Email Processor Pipeline
Overview
The Email Processor Pipeline processes parsed email documents and stores them in a vector-enabled document store for search and retrieval.
It takes output from the Email Parser Pipeline, performs cleaning, tokenization, splitting, embedding, and indexes both email content and attachments.
This pipeline makes emails searchable, retrievable, and usable in RAG workflows.
What It Does
- Accepts parsed email documents as input
- Cleans content (whitespace, empty lines, ASCII filtering)
- Splits documents into chunks (words, sentences, passages)

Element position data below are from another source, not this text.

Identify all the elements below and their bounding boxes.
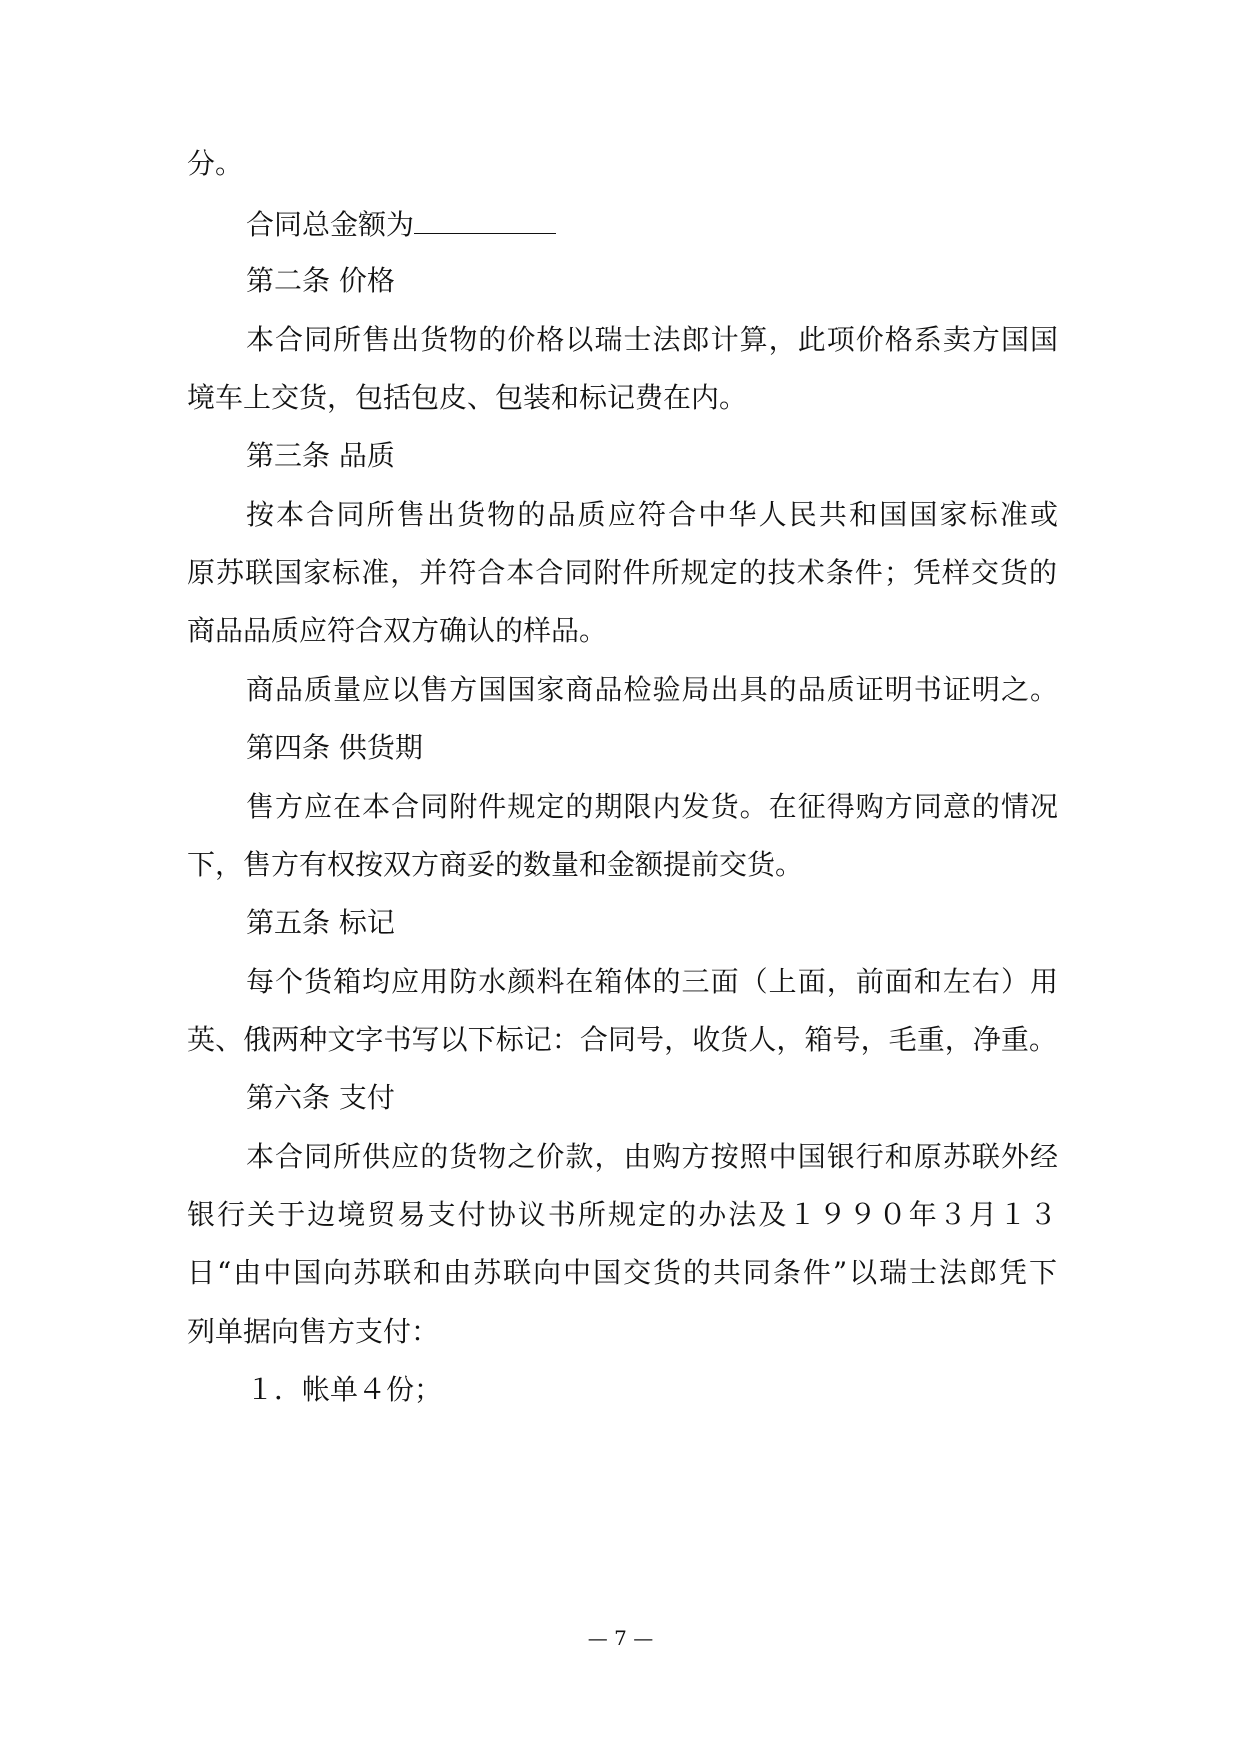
article-heading: 第四条 供货期 xyxy=(246,731,423,764)
article-heading: 第二条 价格 xyxy=(246,264,395,297)
paragraph-line: 英、俄两种文字书写以下标记：合同号，收货人，箱号，毛重，净重。 xyxy=(187,1023,1057,1056)
paragraph-line: 下，售方有权按双方商妥的数量和金额提前交货。 xyxy=(187,848,804,881)
paragraph-line: 日“由中国向苏联和由苏联向中国交货的共同条件”以瑞士法郎凭下 xyxy=(187,1256,1057,1289)
text-line: 分。 xyxy=(187,147,244,180)
page-number: — 7 — xyxy=(587,1626,654,1650)
paragraph-line: 按本合同所售出货物的品质应符合中华人民共和国国家标准或 xyxy=(246,498,1058,531)
total-amount-line xyxy=(246,205,1058,241)
paragraph-line: 本合同所供应的货物之价款，由购方按照中国银行和原苏联外经 xyxy=(246,1140,1058,1173)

- Generates embeddings using a configurable model
- Indexes:
- Email content into a content index
- Attachments into a separate attachments index
Using the Email Processor Pipeline
Add to Agent
- Go to Pipelines
- Select Email Processor Pipeline
- Drag it into DocProcessorAgent
- Place after the Email Parser Pipeline
Configure Dataset and Indices
Configure the agent dataset with the following:
- Content index for email body and metadata
- Attachments index for email attachments
- These indices are selected in the dataset configuration and used by the pipeline to write processed data

Input & Output
- Input: Parsed email documents from the Email Parser Pipeline
- Output: Embedded and indexed documents and attachments; errors reported for duplicates or runtime issues
Pipeline Flow
- Email Parser Pipeline extracts content and attachments
- Email Processor Pipeline:
- Cleans content
- Splits into chunks
- Generates embeddings
- Writes to configured indices
- Indexed data becomes available for search and retrieval
Common Use Cases
- Indexing enterprise inboxes for semantic search
- Preparing email data for RAG-based agents
- Storing attachments separately for structured retrieval
Summary
The Email Processor Pipeline enables end-to-end preparation of email data for vector search and intelligent querying.
It ensures email content and attachments are fully searchable and ready for downstream workflows.